Caminar de noche con dos rosas secas en la mano es algo a lo que se le podría poner un montón de apellidos. Yo misma desplegaría todas mis teorías si me cruzara a esa persona que lleva las flores boca abajo pero sujetándolas con fuerza contra el viento, con rostro de andar algo confusa, intentando buscar sin mucho éxito un número en su teléfono con la mano que le queda libre.

Soy consciente de que todavía tiene que llegar el momento en el que sea capaz de reencontrarme contigo. Y, aunque esa certeza anida en mí con firmeza, una parte de mis adentros, minúscula pero presente, se pregunta qué ocurrirá si eso no acontece nunca, si nunca encuentro el momento para seguir llorándote, si jamás soy capaz de aceptar que ya no estás.

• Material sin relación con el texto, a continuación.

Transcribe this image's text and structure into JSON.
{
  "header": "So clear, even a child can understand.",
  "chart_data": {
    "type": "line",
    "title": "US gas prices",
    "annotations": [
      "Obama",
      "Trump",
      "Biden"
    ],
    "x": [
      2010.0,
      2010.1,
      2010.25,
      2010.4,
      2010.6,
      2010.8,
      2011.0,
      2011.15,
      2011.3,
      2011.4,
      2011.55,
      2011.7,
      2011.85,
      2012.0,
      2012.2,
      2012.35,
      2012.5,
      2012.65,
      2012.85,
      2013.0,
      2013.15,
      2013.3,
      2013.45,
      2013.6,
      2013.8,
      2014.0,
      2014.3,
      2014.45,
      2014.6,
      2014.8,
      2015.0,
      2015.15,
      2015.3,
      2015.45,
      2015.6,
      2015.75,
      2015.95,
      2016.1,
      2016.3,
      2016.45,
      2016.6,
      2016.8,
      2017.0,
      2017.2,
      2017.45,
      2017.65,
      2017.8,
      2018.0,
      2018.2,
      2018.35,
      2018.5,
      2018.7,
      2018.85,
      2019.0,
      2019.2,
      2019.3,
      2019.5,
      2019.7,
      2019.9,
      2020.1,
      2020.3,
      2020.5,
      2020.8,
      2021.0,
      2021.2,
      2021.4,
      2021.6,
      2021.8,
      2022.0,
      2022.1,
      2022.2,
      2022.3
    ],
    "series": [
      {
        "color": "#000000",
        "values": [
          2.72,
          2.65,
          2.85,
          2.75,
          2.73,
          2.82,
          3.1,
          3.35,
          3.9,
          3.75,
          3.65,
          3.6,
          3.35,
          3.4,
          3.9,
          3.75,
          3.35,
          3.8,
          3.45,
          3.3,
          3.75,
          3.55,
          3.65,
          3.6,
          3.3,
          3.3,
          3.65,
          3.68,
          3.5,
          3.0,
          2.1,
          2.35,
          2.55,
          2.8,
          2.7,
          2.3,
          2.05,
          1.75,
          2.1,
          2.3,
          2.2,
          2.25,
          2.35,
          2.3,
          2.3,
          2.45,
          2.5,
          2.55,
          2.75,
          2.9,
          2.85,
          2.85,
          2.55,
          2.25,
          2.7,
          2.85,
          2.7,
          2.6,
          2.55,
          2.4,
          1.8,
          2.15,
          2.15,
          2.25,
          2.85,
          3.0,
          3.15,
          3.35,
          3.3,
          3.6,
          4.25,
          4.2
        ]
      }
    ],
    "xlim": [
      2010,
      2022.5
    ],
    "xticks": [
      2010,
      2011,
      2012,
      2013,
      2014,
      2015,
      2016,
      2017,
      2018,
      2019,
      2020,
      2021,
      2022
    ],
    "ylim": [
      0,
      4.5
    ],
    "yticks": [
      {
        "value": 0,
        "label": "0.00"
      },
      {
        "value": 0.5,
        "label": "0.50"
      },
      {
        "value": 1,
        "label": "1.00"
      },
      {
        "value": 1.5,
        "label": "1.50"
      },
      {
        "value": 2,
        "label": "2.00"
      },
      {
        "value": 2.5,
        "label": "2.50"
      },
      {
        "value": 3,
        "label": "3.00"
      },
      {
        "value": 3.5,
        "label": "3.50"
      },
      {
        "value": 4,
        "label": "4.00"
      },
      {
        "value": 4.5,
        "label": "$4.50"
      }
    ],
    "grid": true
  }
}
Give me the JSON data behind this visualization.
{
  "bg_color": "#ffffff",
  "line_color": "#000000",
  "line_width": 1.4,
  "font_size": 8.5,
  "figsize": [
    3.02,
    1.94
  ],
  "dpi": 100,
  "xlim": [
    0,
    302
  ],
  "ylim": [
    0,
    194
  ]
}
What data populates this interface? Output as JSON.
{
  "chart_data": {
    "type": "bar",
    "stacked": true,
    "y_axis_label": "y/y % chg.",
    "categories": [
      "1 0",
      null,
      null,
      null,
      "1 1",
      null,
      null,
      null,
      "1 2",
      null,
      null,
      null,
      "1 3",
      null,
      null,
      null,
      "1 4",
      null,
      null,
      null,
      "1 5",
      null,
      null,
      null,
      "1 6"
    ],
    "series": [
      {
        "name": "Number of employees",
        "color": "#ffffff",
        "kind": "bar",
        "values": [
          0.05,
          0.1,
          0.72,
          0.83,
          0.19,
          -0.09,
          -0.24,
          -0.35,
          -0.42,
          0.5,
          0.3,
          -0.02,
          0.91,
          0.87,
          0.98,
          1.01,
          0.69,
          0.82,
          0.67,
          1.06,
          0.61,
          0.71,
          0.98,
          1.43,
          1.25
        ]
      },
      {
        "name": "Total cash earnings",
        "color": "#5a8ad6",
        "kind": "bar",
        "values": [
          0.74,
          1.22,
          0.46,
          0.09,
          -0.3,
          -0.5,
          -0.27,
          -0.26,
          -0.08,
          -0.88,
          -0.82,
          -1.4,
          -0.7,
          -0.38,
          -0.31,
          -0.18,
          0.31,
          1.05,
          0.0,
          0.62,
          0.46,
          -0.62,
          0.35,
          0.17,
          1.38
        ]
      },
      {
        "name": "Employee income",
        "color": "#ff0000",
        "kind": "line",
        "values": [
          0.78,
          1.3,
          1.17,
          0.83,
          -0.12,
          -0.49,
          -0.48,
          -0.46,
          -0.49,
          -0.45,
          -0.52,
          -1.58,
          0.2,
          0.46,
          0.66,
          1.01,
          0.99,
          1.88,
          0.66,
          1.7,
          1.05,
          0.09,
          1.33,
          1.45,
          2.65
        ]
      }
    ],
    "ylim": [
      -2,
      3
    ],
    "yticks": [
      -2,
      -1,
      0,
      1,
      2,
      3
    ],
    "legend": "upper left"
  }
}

También sé que no podemos elegir nuestros momentos. Si tuviéramos esa capacidad yo no elegiría nunca despedirme por última vez de ti mientras te alejas con ese andar resuelto y tu pelo plateado, apurando el cigarro que te acabas de liar; ni no volver contigo a la orilla del Ebro con una empanada y unas cuantas cervezas a encontrarnos a mitad de camino en una ciudad pandémica donde los planes nocturnos no abundan; tampoco elegiría que tu voz se extinguiera, que los audios larguísimos dejaran de llegar y que la breve oscuridad en tu mirada cuando sabías que teníamos razón preocupándonos por ti dejara de titilar y no pudiéramos volver a verla.

Me siento como una niña que se ha perdido, que no encuentra el camino de vuelta a su casa y que en ese instante piensa que no volverá a encontrarlo nunca. Es difícil pensar en ti constantemente y tener que obligarme a recordar que ya no estás de la misma manera, que el concepto de verte, de hablar contigo, ha dejado de estar disponible en el giro más injusto y brutal con el que la vida puede golpearnos.

No dejo de pensar: nunca, nunca, nunca. Y no sé para qué. No sé por qué. Nunca de qué.

Si me concentro en la picardía de tus ojos, en tu generosidad sin fin, en tu risa descontrolada... es que todo parece tan absurdo. Como caminar de noche por la calle con dos rosas secas en la mano, protegiéndolas como si fueron lo más valioso que tengo, porque hubo un día en el que nos obligaron a despedirnos de ti y yo estaba cruzando el Atlántico en la dirección contraria. Miro las rosas y pienso en qué me podrías haber dicho si me encuentras así, caminando sola, tan perdida, tan obligada a seguir adelante en todos los sentidos a pesar de la sinrazón absoluta y tan dolorosa que reside en que el mundo siga girando sin ti.